Si le montant du financement externe dont les CFF ont besoin pour réaliser ces investissements excède les exigences relatives à l’endettement net prévues à l’al. 1, il doit être couvert par des apports en capital de la Confédération. Le Conseil fédéral propose à l’Assemblée fédérale les apports en capital nécessaires dans le cadre du budget.
L’Administration fédérale des finances (AFF) conclut avec les CFF des conventions de droit public concernant les opérations visées aux al. 1 et 2, qui fixent notamment les charges et les conditions qui y sont liées.
Si les CFF ne sont pas en mesure de rembourser les prêts visés à l’al. 1 ou s’ils doivent assainir leur bilan, le Conseil fédéral peut proposer à l’Assemblée fédérale, dans le cadre du budget, de convertir les prêts en capital propre.
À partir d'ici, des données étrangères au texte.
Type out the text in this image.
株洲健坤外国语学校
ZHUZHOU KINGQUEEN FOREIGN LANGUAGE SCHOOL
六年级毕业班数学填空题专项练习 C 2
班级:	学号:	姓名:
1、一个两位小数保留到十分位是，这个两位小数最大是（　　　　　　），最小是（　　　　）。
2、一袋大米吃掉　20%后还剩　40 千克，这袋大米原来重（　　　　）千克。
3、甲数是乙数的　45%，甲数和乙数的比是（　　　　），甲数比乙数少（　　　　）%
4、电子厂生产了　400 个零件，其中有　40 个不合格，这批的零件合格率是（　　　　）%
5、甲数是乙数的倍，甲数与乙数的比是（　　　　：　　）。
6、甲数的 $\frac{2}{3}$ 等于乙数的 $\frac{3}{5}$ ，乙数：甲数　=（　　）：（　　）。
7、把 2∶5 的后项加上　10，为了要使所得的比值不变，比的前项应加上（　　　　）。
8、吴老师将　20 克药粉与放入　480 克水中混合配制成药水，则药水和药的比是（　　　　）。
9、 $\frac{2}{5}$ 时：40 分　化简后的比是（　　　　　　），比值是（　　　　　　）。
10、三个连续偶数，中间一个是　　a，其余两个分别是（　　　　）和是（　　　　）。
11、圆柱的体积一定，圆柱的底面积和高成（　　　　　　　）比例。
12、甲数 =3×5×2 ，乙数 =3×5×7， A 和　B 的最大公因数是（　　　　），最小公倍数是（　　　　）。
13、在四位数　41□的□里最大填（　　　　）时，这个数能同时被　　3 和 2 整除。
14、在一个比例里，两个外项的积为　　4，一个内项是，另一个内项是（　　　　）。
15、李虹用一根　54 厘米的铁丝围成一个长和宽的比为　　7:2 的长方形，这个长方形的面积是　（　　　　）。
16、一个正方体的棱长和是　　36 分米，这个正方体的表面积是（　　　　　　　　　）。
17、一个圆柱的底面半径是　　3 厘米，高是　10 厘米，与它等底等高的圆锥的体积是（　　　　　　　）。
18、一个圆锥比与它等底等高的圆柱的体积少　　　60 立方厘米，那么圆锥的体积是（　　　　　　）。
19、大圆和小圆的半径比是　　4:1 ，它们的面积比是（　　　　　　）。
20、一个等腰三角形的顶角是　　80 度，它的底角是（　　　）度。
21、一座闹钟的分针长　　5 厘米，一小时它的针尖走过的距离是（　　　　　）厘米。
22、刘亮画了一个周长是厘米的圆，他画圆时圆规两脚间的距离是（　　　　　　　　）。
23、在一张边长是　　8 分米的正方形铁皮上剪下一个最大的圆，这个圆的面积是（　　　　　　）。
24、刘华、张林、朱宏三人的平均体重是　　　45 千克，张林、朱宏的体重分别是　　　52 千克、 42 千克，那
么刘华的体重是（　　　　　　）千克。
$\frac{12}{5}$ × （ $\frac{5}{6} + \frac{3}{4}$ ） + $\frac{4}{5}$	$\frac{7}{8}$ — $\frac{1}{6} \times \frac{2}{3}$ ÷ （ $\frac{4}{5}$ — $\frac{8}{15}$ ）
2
En accord avec l’AFF, les CFF peuvent utiliser d’autres modes de financement dans les cas où la solution proposée est plus avantageuse pour la Confédération et les CFF.
Afin d’assurer leur solvabilité, ils peuvent, outre les prêts visés à l’al. 1, contracter auprès de l’AFF ou, en accord avec l’AFF, auprès de tiers, des avances remboursables d’un montant maximal d’un milliard de francs dont l’échéance fixe n’excède pas un an.